À Colomars, l’extinction de l’éclairage public au service des vallons obscurs
Face aux montagnes du Mercantour, les collines qui bordent le Var semblent tranquilles. Pourtant, creusés dans leur cœur, des vallons étroits et ombragés abritent une richesse insoupçonnée. À Colomars, commune de la périphérie de Nice, ces « vallons obscurs » sont devenus le terrain d’une expérience pionnière : éteindre la lumière pour laisser vivre la nuit.
« Nous sommes une commune périurbaine avec de grands espaces naturels », explique Isabelle Bres, maire de Colomars et vice-présidente de la Métropole Nice Côte d’Azur. « Ce sont des lieux de promenade, de découverte, mais surtout un poumon vert que nous voulons absolument préserver. » Classés Natura 2000 et protégés par des arrêtés de biotope, ces sites bénéficient d’un cadre réglementaire fort, plébiscité par les habitants eux-mêmes.
Un écosystème rare, coincé entre les lumières de la ville
Les vallons obscurs forment un ensemble singulier : dix vallons répartis sur huit communes. « Ce sont des canyons très encaissés, très humides, creusés dans une roche spécifique appelée le pouding », détaille Thomas Malastrasi, chef de projet Natura 2000 à la métropole. Cette configuration géologique crée des microclimats où cohabitent des végétations tropicales, subtropicales et montagnardes. Une rareté.

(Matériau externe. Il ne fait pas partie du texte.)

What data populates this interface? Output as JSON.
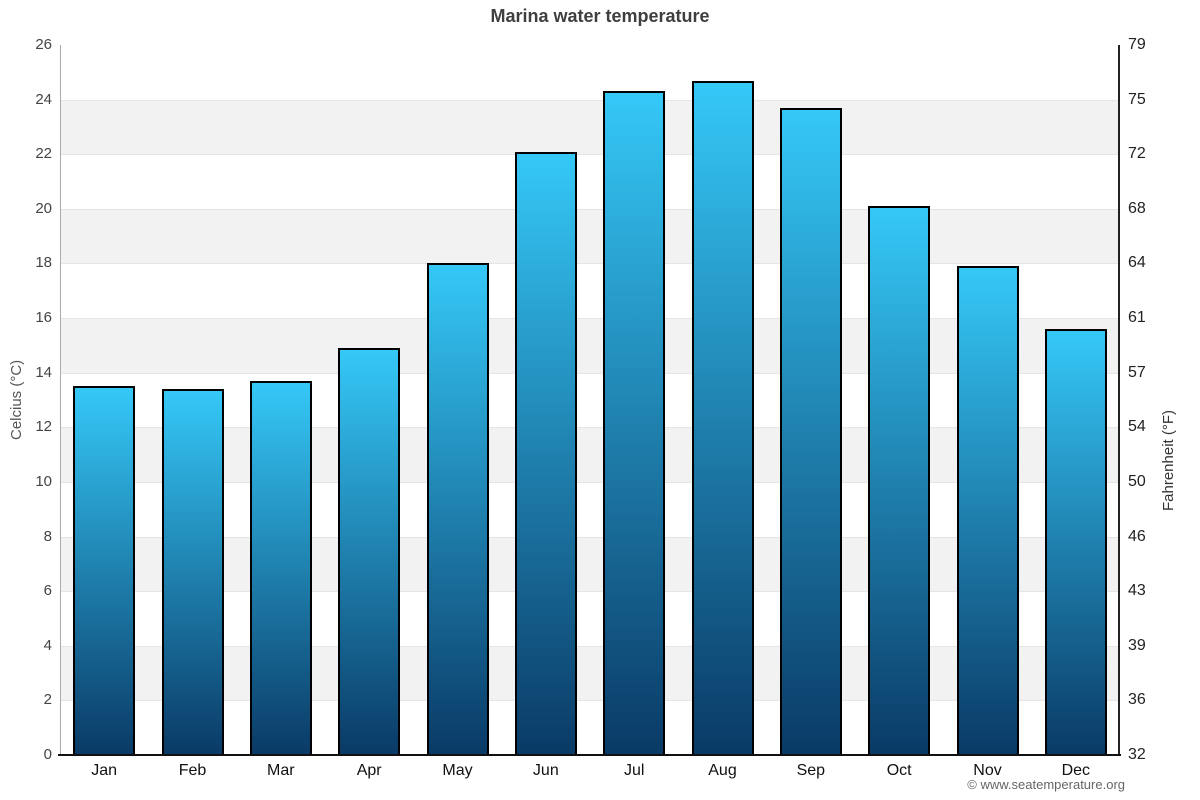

Ces vallons sont aussi des refuges essentiels pour la faune, notamment pour les chauves-souris. « Elles utilisent ces vallons comme corridors écologiques nocturnes », explique Thomas Malastrasi. « Elles rejoignent le fleuve Var, qui est une véritable autoroute pour elles, mais elles chassent aussi beaucoup à l’intérieur des vallons. »

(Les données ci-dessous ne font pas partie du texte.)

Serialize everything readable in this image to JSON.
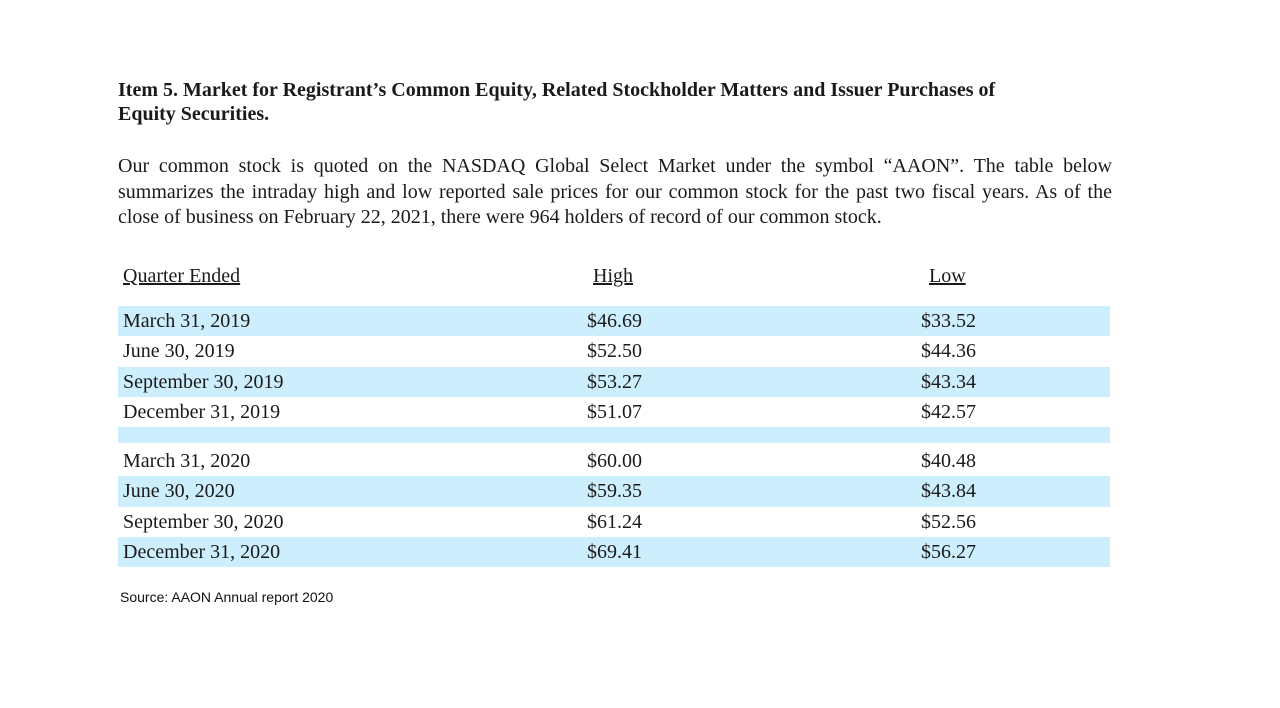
{
  "heading_line1": "Item 5.  Market for Registrant’s Common Equity, Related Stockholder Matters and Issuer Purchases of",
  "heading_line2": "Equity Securities.",
  "paragraph": "Our common stock is quoted on the NASDAQ Global Select Market under the symbol “AAON”. The table below summarizes the intraday high and low reported sale prices for our common stock for the past two fiscal years. As of the close of business on February 22, 2021, there were 964 holders of record of our common stock.",
  "table": {
    "headers": [
      "Quarter Ended",
      "High",
      "Low"
    ],
    "group_2019": [
      {
        "quarter": "March 31, 2019",
        "high": "$46.69",
        "low": "$33.52"
      },
      {
        "quarter": "June 30, 2019",
        "high": "$52.50",
        "low": "$44.36"
      },
      {
        "quarter": "September 30, 2019",
        "high": "$53.27",
        "low": "$43.34"
      },
      {
        "quarter": "December 31, 2019",
        "high": "$51.07",
        "low": "$42.57"
      }
    ],
    "group_2020": [
      {
        "quarter": "March 31, 2020",
        "high": "$60.00",
        "low": "$40.48"
      },
      {
        "quarter": "June 30, 2020",
        "high": "$59.35",
        "low": "$43.84"
      },
      {
        "quarter": "September 30, 2020",
        "high": "$61.24",
        "low": "$52.56"
      },
      {
        "quarter": "December 31, 2020",
        "high": "$69.41",
        "low": "$56.27"
      }
    ]
  },
  "source": "Source: AAON Annual report 2020",
  "colors": {
    "row_shade": "#cdeefc"
  }
}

Le problème vient de l’extérieur. Les crêtes environnantes sont urbanisées, équipées d’éclairage public. « La lumière crée des ruptures de continuité écologique nocturne », poursuit-il. Pour les espèces lucifuges — celles qui fuient la lumière — ces éclairages deviennent de véritables murs.
Éteindre pour reconnecter
Face à ce constat, la métropole et les communes concernées ont décidé d’agir. À Colomars, l’éclairage public est désormais éteint de manière ciblée. « Aujourd’hui, 62 % de l’éclairage est coupé », précise Isabelle Bres. « Nous sommes allés au-delà des préconisations initiales, et l’adhésion de la population a été totale. »
Une réussite rendue possible par une forte transversalité entre services techniques et environnementaux, mais aussi par un suivi scientifique rigoureux. Des écologues ont installé des capteurs passifs pour enregistrer les ultrasons émis par les chauves-souris. Résultat : des données précises, comparant les périodes avec et sans éclairage.
« Les résultats ont été spectaculaires », affirme Thomas Malastrasi. « L’activité de certaines espèces a été multipliée par dix après l’extinction de la lumière. » Plus récemment, la commune est allée encore plus loin en testant une extinction totale estivale, du 1er juin au 15 août. « Là, on observe une activité sept fois supérieure à celle mesurée lors des extinctions partielles en cœur de nuit », détaille-t-il.
Une expérience pionnière
Pour Isabelle Bres, cette démarche dépasse la seule question de l’éclairage. « On contribue concrètement à la biodiversité. On voit revenir des insectes qui avaient disparu. » L’expérimentation menée à Colomars s’inscrit désormais dans une étude plus large sur l’impact de la pollution lumineuse sur les mammifères, une première à cette échelle.
« C’est une vraie fierté », conclut la maire. « Pour la commune, mais aussi pour la métropole qui nous a accompagnés. » Dans ces vallons discrets, la nuit retrouvée n’est plus synonyme d’obscurité subie, mais d’un choix politique et écologique assumé.
À Colomars, en laissant la nuit reprendre ses droits, on redonne aussi une place essentielle au vivant.